Giovanni Cornacchini nel dopo gara, per la prima analisi della sua gestione canarina griffata “2.0”

LE DICHIARAZIONI

di Paolo Gaudenzi 

 

“E’ stata una partita difficile, al cospetto di una squadra che non merita la classifica che ha, e che ha avuto tanti problemi extra calcistici riallacciati al Covid – commenta a fine gara mister Cornacchini -. Siamo partiti contratti, poi ci siamo sciolti e bene verso la fine. Nel complesso abbiamo disputato un match ordinato, con qualche occasione per vincerla anche se il pareggio, onestamente, appare come il risultato più giusto“.

Gettando lo sguardo al match di domenica. “Ravenna? Sfida difficile, come tutti gli incroci di campionato – ha proseguito il neo trainer canarino -. Troveremo una squadra con meno qualità dell’Arezzo ma con più corsa. Dobbiamo recuperare le energie spese oggi per affrontarla al meglio. Di questa sfida è importante sottolineare il fatto che non abbiamo preso gol, contro un collettivo che vanta uno degli attacchi più forte del girone“.

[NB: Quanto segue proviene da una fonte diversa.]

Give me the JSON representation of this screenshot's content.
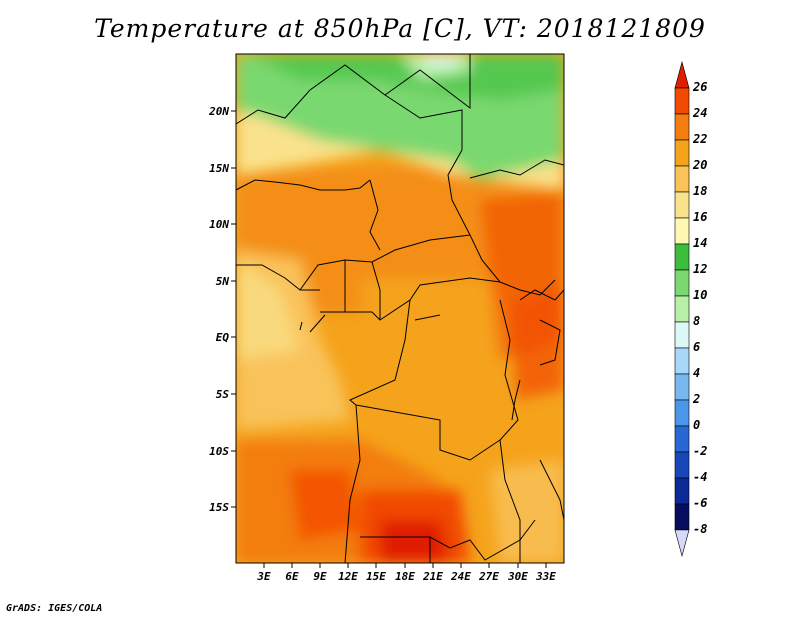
{
  "title": "Temperature at 850hPa [C], VT: 2018121809",
  "credit": "GrADS: IGES/COLA",
  "map": {
    "lat_labels": [
      "20N",
      "15N",
      "10N",
      "5N",
      "EQ",
      "5S",
      "10S",
      "15S"
    ],
    "lon_labels": [
      "3E",
      "6E",
      "9E",
      "12E",
      "15E",
      "18E",
      "21E",
      "24E",
      "27E",
      "30E",
      "33E"
    ]
  },
  "colorbar": {
    "levels": [
      "26",
      "24",
      "22",
      "20",
      "18",
      "16",
      "14",
      "12",
      "10",
      "8",
      "6",
      "4",
      "2",
      "0",
      "-2",
      "-4",
      "-6",
      "-8"
    ],
    "colors": [
      "#e01e00",
      "#f24a00",
      "#f37d0f",
      "#f5a31b",
      "#f9c35a",
      "#fae28c",
      "#fef8b2",
      "#3cbe3c",
      "#7ad86f",
      "#b8f0a8",
      "#dcf8f4",
      "#a8d8f8",
      "#78b8f0",
      "#4a96e8",
      "#2868d4",
      "#1848b8",
      "#0c2a96",
      "#060c60",
      "#d8d8f8"
    ]
  }
}
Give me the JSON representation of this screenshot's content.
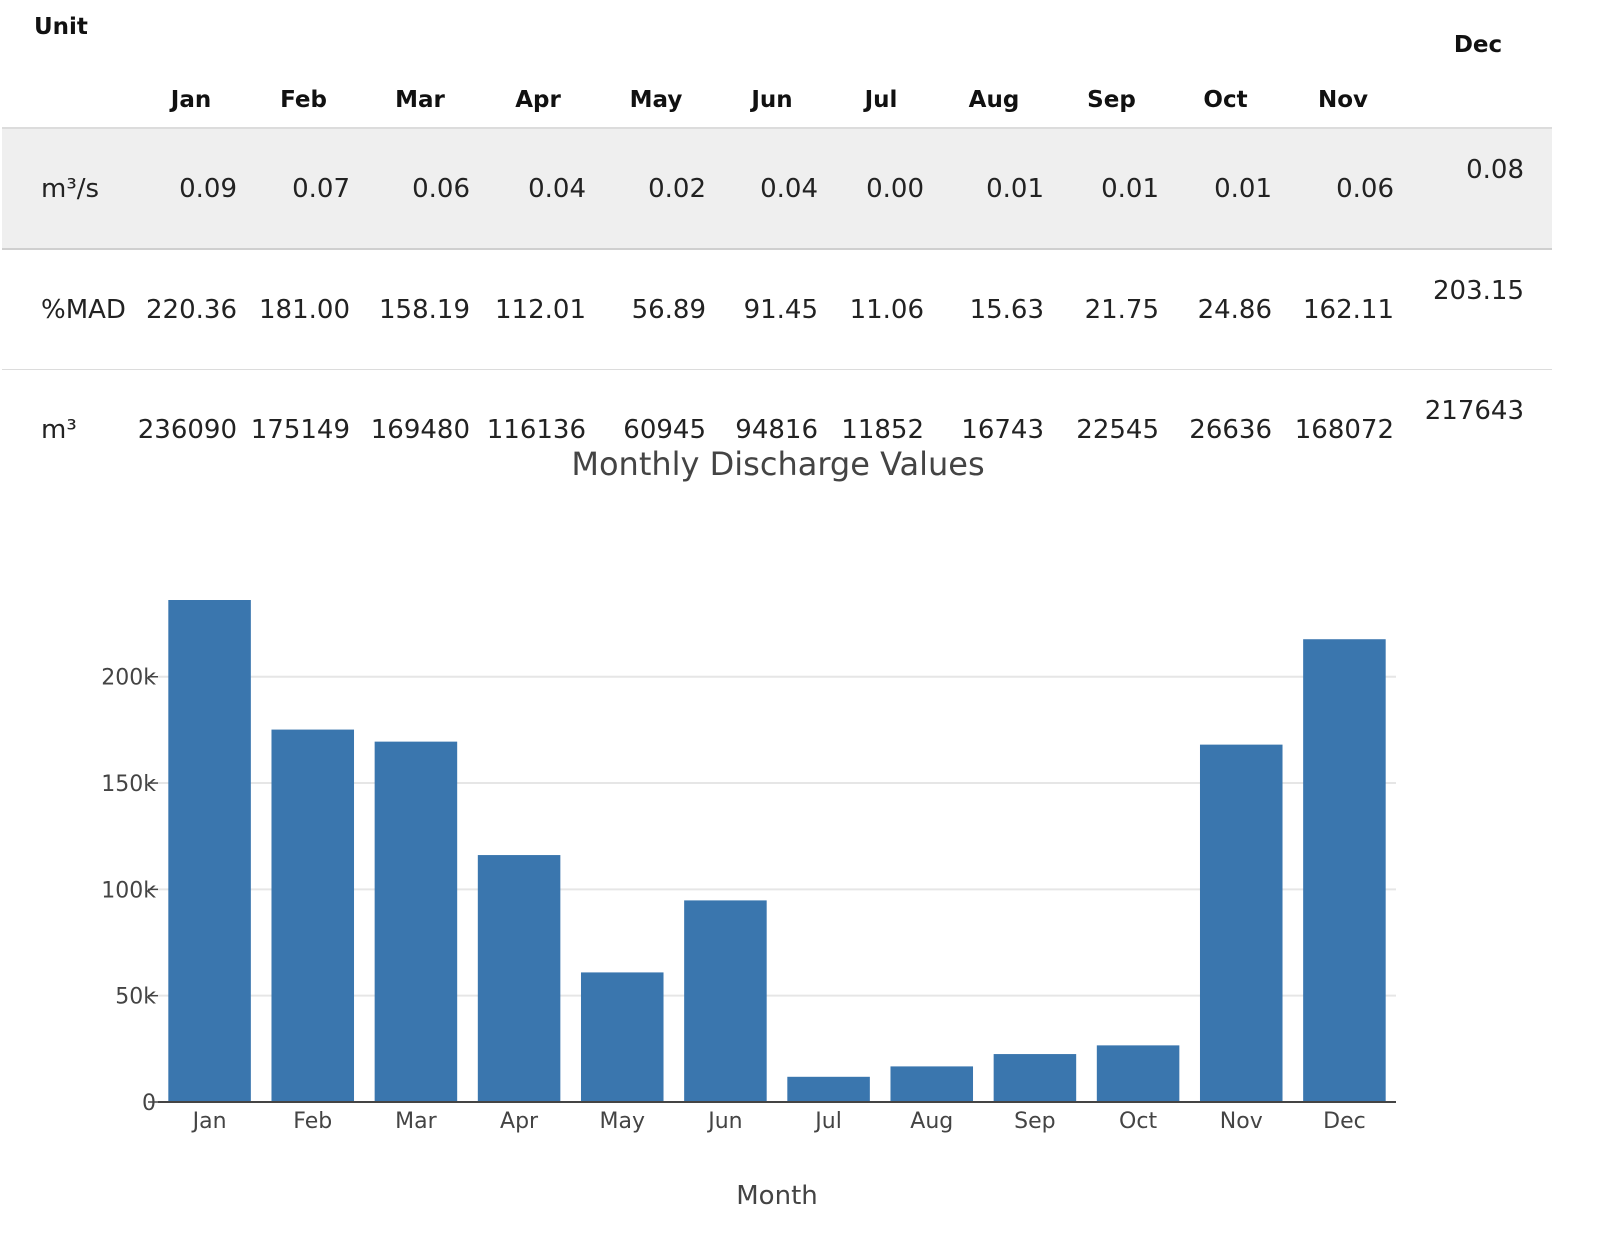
{
  "table": {
    "unit_header": "Unit",
    "months": [
      "Jan",
      "Feb",
      "Mar",
      "Apr",
      "May",
      "Jun",
      "Jul",
      "Aug",
      "Sep",
      "Oct",
      "Nov",
      "Dec"
    ],
    "rows": [
      {
        "unit": "m³/s",
        "values": [
          "0.09",
          "0.07",
          "0.06",
          "0.04",
          "0.02",
          "0.04",
          "0.00",
          "0.01",
          "0.01",
          "0.01",
          "0.06",
          "0.08"
        ]
      },
      {
        "unit": "%MAD",
        "values": [
          "220.36",
          "181.00",
          "158.19",
          "112.01",
          "56.89",
          "91.45",
          "11.06",
          "15.63",
          "21.75",
          "24.86",
          "162.11",
          "203.15"
        ]
      },
      {
        "unit": "m³",
        "values": [
          "236090",
          "175149",
          "169480",
          "116136",
          "60945",
          "94816",
          "11852",
          "16743",
          "22545",
          "26636",
          "168072",
          "217643"
        ]
      }
    ]
  },
  "chart_data": {
    "type": "bar",
    "title": "Monthly Discharge Values",
    "xlabel": "Month",
    "ylabel": "",
    "categories": [
      "Jan",
      "Feb",
      "Mar",
      "Apr",
      "May",
      "Jun",
      "Jul",
      "Aug",
      "Sep",
      "Oct",
      "Nov",
      "Dec"
    ],
    "values": [
      236090,
      175149,
      169480,
      116136,
      60945,
      94816,
      11852,
      16743,
      22545,
      26636,
      168072,
      217643
    ],
    "ylim": [
      0,
      236090
    ],
    "yticks": [
      0,
      50000,
      100000,
      150000,
      200000
    ],
    "ytick_labels": [
      "0",
      "50k",
      "100k",
      "150k",
      "200k"
    ],
    "bar_color": "#3a76ae",
    "grid": true
  }
}
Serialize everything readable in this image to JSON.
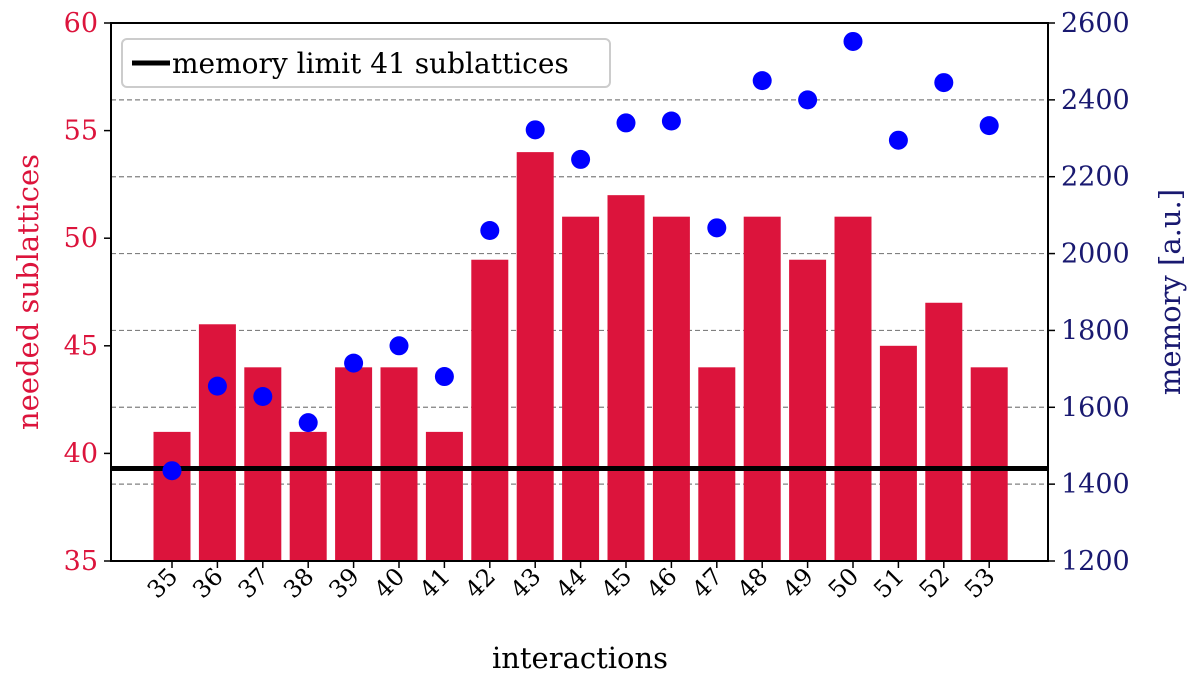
{
  "chart_data": {
    "type": "bar",
    "xlabel": "interactions",
    "ylabel_left": "needed sublattices",
    "ylabel_right": "memory [a.u.]",
    "categories": [
      "35",
      "36",
      "37",
      "38",
      "39",
      "40",
      "41",
      "42",
      "43",
      "44",
      "45",
      "46",
      "47",
      "48",
      "49",
      "50",
      "51",
      "52",
      "53"
    ],
    "series": [
      {
        "name": "needed sublattices",
        "kind": "bar",
        "axis": "left",
        "color": "#dc143c",
        "values": [
          41,
          46,
          44,
          41,
          44,
          44,
          41,
          49,
          54,
          51,
          52,
          51,
          44,
          51,
          49,
          51,
          45,
          47,
          44
        ]
      },
      {
        "name": "memory",
        "kind": "scatter",
        "axis": "right",
        "color": "#0000ff",
        "values": [
          1435,
          1655,
          1628,
          1560,
          1715,
          1760,
          1680,
          2060,
          2322,
          2245,
          2340,
          2345,
          2067,
          2450,
          2400,
          2552,
          2295,
          2445,
          2333
        ]
      }
    ],
    "reference_line": {
      "label": "memory limit 41 sublattices",
      "axis": "left",
      "value": 39.3,
      "color": "#000000"
    },
    "ylim_left": [
      35,
      60
    ],
    "ylim_right": [
      1200,
      2600
    ],
    "yticks_left": [
      "35",
      "40",
      "45",
      "50",
      "55",
      "60"
    ],
    "yticks_right": [
      "1200",
      "1400",
      "1600",
      "1800",
      "2000",
      "2200",
      "2400",
      "2600"
    ],
    "grid": "horizontal dashed at right-axis ticks",
    "legend_position": "top-left",
    "left_axis_color": "#dc143c",
    "right_axis_color": "#191970"
  }
}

Il centrocampista Gianluca Urbinati mentre commenta la sfida odierna pareggiata a reti inviolate contro l’Arezzo

“Ci teniamo la prestazione, fatta di compattezza e sacrificio da parte di tutti. Non abbiamo rischiato quasi niente, fatto salvo il fatto che ci è mancata la zampata finale. Potevano essere tre punti, ci teniamo però la performance, che dovrà sempre essere tale ogni domenica – il commento invece del mediano Gianluca Urbinati -. A prescindere da chi veniva oggi dovevamo fare la partita che abbiamo fatto, di lotta e di conquista delle palle vaganti. Ora testa al Ravenna, compagine con meno tasso tecnico dell’Arezzo ma con più vigore e fame, diciamo più simile al nostro dna. Dovremo farci trovare pronti, con questa intensità e propensione al sacrificio, sperando di mettere a segno il colpo fatale all’avversario quando ne avremo occasione”.